Near-term next work:

- Publish external-server doctor proof guides, starting with Speaches and then LocalAI where feasible.
- Use `timbregrid doctor` reports to harden integration examples (Open WebUI guide and compose example wired to `doctor` preflight; Pipecat and LiveKit pending).
- Collect more real raw benchmark examples for CPU, CUDA, and additional Apple Silicon environments.
- Implement an expressive or cloning adapter, likely Chatterbox first.
- Harden checksum metadata, optional install smoke coverage, and the first PyPI alpha release.

## Contributing

See [`CONTRIBUTING.md`](CONTRIBUTING.md).
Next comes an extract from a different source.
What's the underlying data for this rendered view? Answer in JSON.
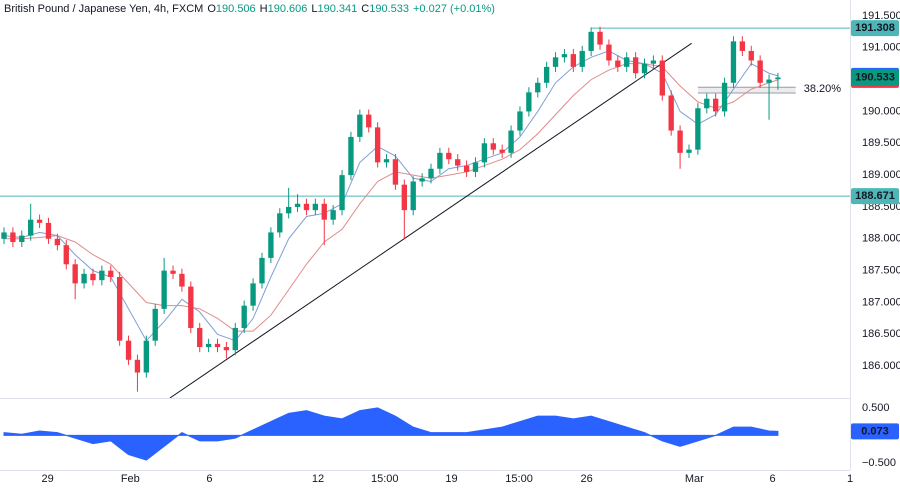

Manifest, benchmark, conformance, and adapter contributions are welcome.

Focused contribution guides:

- [`docs/manifest-contributions.md`](docs/manifest-contributions.md)
- [`docs/benchmark-submissions.md`](docs/benchmark-submissions.md)
- [`docs/adapter-contributions.md`](docs/adapter-contributions.md)

Before opening a PR, run:

```bash
uv run pytest
uv run timbregrid registry audit --skip-network
uv run timbregrid registry build --check
for benchmark in benchmarks/examples/*.json; do uv run timbregrid bench validate "$benchmark"; done
for benchmark in benchmarks/submissions/*.json; do uv run timbregrid bench validate "$benchmark"; done
```

## Security

Do not submit cloned voice samples, private datasets, API keys, or consent records to this repository. See [`SECURITY.md`](SECURITY.md).

## License

TimbreGrid core is licensed under the MIT License. See [`LICENSE`](LICENSE).

Upstream model code and weights keep their own licenses as listed in each model manifest.